Ok so November is Will Aid month. That means your mum can get a will written for free (you make a donation to charity instead, they suggest £50 or £100 but you can put in as little as £1 if that is what you can afford).

Many high street solicitors are participating- see for more details.

Derrk Tue 25-Nov-14 12:09:50

Hi Alb1

I feel your decision to consider the needs of your sister at this stage is admirable

I suggest that you seek advice from either from the adoption service of your local authority s or a solicitor that specialises in families and children. Most solicitors will give a free first consultation.

The likely outcome will almost certainly be adoption, possibly with an interim phase of kingship care

Kingship care is the same as foster care but by a family member, there are formal procedures involved but social services have the authority to make the placement and catch up with the paperwork later.

Being a kingship carer usually attracts funding towards the child’s upkeep, and grants and bursaries may be available for educational needs.

Adoption also has formal procedures that must be completed and approved before the adoption is confirmed.
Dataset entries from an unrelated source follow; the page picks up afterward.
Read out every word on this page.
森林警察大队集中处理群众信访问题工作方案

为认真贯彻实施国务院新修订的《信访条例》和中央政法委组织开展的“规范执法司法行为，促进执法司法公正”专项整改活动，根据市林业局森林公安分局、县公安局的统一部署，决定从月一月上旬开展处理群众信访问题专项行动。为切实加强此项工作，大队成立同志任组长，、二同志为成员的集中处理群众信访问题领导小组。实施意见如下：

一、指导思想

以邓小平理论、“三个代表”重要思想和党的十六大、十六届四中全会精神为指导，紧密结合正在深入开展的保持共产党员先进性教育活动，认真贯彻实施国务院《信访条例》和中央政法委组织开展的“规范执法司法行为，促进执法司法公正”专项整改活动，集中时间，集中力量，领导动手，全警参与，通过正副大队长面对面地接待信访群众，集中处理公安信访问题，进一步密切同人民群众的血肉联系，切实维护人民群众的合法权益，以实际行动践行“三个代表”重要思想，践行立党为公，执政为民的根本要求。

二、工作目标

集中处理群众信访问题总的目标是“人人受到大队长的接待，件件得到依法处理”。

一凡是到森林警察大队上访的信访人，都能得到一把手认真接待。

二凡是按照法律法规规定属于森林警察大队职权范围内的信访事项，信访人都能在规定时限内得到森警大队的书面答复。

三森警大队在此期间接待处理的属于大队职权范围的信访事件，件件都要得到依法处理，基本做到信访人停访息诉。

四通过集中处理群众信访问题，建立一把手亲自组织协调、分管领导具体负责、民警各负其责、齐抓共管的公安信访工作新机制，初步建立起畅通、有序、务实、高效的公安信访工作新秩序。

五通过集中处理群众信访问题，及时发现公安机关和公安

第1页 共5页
floatyjosmum Sun 30-Nov-14 23:18:12

A will would be best however you can apply for what was a residence order.

Adoption and kinship care are not really relevant in your case. If your brothers dad has pr the courts will want to locate him but that does not mean that your brother will live with him.

Derrk Mon 01-Dec-14 10:21:45

Hi floaty

About a third of children in kingship care are looked after by an older sibling. see “Spotlight on Kinship Care” page 49

Kingship carers generally receive an allowance for food and clothing and support from the local authority.

It is an option worth considering


floatyjosmum Mon 01-Dec-14 21:18:32

Kinship care where an allowance is paid is for children who are known to social care and the other option is the care system.

Unfortunately a number of parents die and their children fortunately do not become part of the care system as it is all managed by the family.

wonderpants Tue 02-Dec-14 06:21:29

For kinship care, the child would have to become looked after by the local authority, which isn't what I think you want!